Jayne: That's a good idea. Good idea. Tell us where the stuff's at so I can shoot you. Mal: Point of interest? Offering to shoot us might not work so well as an incentive as you might imagine.

'Out Of Gas'


Spike's Bitches 45: That sure as hell wasn't in the brochure.  

[NAFDA] Spike-centric discussion. Lusty, lewd (only occasionally crude), risqué (and frisqué), bawdy (Oh, lawdy!), flirty ('cuz we're purty), raunchy talk inside. Caveat lector.


sumi - Jun 04, 2010 7:19:03 am PDT #21334 of 30000
Art Crawl!!!

Happy Birthday, Ellie!

Hil - I just got an ankle brace too. My first one - and none of my shoes fit with it on. Annoying. I can wear it with my hikers but my toes get crunched because it adds so much to my heel.
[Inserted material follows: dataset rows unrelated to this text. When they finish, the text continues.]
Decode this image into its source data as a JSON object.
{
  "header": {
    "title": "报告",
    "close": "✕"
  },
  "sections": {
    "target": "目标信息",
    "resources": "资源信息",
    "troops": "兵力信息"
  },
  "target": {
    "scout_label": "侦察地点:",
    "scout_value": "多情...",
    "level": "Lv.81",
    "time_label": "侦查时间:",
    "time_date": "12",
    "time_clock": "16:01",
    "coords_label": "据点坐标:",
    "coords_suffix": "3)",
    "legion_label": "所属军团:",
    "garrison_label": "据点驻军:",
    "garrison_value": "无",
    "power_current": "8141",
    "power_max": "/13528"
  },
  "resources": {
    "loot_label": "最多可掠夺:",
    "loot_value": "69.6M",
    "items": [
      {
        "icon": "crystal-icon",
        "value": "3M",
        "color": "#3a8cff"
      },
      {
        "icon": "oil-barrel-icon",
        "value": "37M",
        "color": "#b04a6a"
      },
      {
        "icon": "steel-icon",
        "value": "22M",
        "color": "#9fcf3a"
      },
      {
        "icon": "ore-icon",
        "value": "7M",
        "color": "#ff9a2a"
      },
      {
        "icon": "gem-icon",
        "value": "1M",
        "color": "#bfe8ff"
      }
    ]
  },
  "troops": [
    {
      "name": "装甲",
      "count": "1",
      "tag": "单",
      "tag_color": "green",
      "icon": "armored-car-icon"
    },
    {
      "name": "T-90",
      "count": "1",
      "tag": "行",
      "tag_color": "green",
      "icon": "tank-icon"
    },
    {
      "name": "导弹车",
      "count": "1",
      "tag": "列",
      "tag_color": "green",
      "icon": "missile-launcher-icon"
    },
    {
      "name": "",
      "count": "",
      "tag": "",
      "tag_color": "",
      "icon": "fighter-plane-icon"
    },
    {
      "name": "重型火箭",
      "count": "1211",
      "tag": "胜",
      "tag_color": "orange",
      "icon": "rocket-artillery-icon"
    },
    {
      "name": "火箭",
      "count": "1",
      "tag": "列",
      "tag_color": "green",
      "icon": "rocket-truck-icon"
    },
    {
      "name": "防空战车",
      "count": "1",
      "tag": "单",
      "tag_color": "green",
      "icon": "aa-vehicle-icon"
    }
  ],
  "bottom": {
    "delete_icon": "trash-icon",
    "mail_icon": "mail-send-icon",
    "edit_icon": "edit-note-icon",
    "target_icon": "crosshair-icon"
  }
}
Other than the toe crunching I am very happy with the brace.


Shir - Jun 04, 2010 7:32:06 am PDT #21335 of 30000
"And that's why God Almighty gave us fire insurance and the public defender".

Happy birthday, Ellie!

And happy May 35th, all!


Daisy Jane - Jun 04, 2010 7:41:11 am PDT #21336 of 30000
"This bar smells like kerosene and stripper tears."

Happy birthday, Ellie!


sj - Jun 04, 2010 8:23:21 am PDT #21337 of 30000
"There are few hours in life more agreeable than the hour dedicated to the ceremony known as afternoon tea."

Happy Birthday, Ellie!!!


Hil R. - Jun 04, 2010 8:40:59 am PDT #21338 of 30000
Sometimes I think I might just move up to Vermont, open a bookstore or a vegan restaurant. Adam Schlesinger, z''l

Happy Birthday, Ellie!

My new brace keeps twisting around on my leg. I think I need to readjust the straps.

I was going to go grocery shopping today, but just couldn't stand the thought of all that walking, so I stopped at the convenience store and got some dirty rice mix for dinner tonight, and then ordered groceries to be delivered tomorrow.


omnis_audis - Jun 04, 2010 8:54:40 am PDT #21339 of 30000
omnis, pursue. That's an order from a shy woman who can use M-16. - Shir

And happy May 35th, all!
Not wanting it to be June?

I was going to go grocery shopping today, but just couldn't stand the thought of all that walking,
Many stores have a little electric chair/basket gizmo that you can ride around and shop. They are usually at the front of the store. Does your supermarket have one? Just a thought.


Hil R. - Jun 04, 2010 8:58:05 am PDT #21340 of 30000
Sometimes I think I might just move up to Vermont, open a bookstore or a vegan restaurant. Adam Schlesinger, z''l

Many stores have a little electric chair/basket gizmo that you can ride around and shop. They are usually at the front of the store. Does your supermarket have one? Just a thought.

Yeah, but I also had to either walk to the store or find a cab, which would either be a few blocks of walking or a while of standing around and waiting from where I was.


Hil R. - Jun 04, 2010 9:49:27 am PDT #21341 of 30000
Sometimes I think I might just move up to Vermont, open a bookstore or a vegan restaurant. Adam Schlesinger, z''l

I need to calm down. I got an email from my advisor, and my heart started racing like I was about to have a panic attack. The email itself was perfectly harmless; it's just that I've gotten so used to being either threatened or insulted when I open emails from him that my body is preemptively tensing.


Typo Boy - Jun 04, 2010 10:06:08 am PDT #21342 of 30000
Calli: My people have a saying. A man who trusts can never be betrayed, only mistaken.Avon: Life expectancy among your people must be extremely short.

May everything the Buffistas wish for your adviser come true. But only after you are completely free of him.


Hil R. - Jun 04, 2010 10:26:54 am PDT #21343 of 30000
Sometimes I think I might just move up to Vermont, open a bookstore or a vegan restaurant. Adam Schlesinger, z''l

I had a very odd conversation with one of my officemates yesterday. (Not the one I usually post about; a different one.) He was reading some articles about the situation in Gaza, and he asked me a few questions about the political and historical background, which I answered as well as I could. Then he said that he heard on the radio (I know he listens to Rush Limbaugh, but I'm not sure if that's the program he was talking about) that everybody is criticizing Israel because of antisemitism. He asked me if that was true, and I said something like, "Well, some of it is, but there's also plenty of criticism that's not antisemitic at all." Then he asked me a few questions about my opinions on a few Israeli political issues, which I answered honestly. It seems that my priorities weren't the same as what the guy on the radio said Jews' priorities were. While my officemate didn't quite tell me that I was wrong, he did pretty strongly imply that there was something weird about me. (I was getting rather amused at being lectured on Israeli politics by someone who had never heard the phrase "Palestinian Mandate" until about two minutes earlier, when I'd explained it to him.)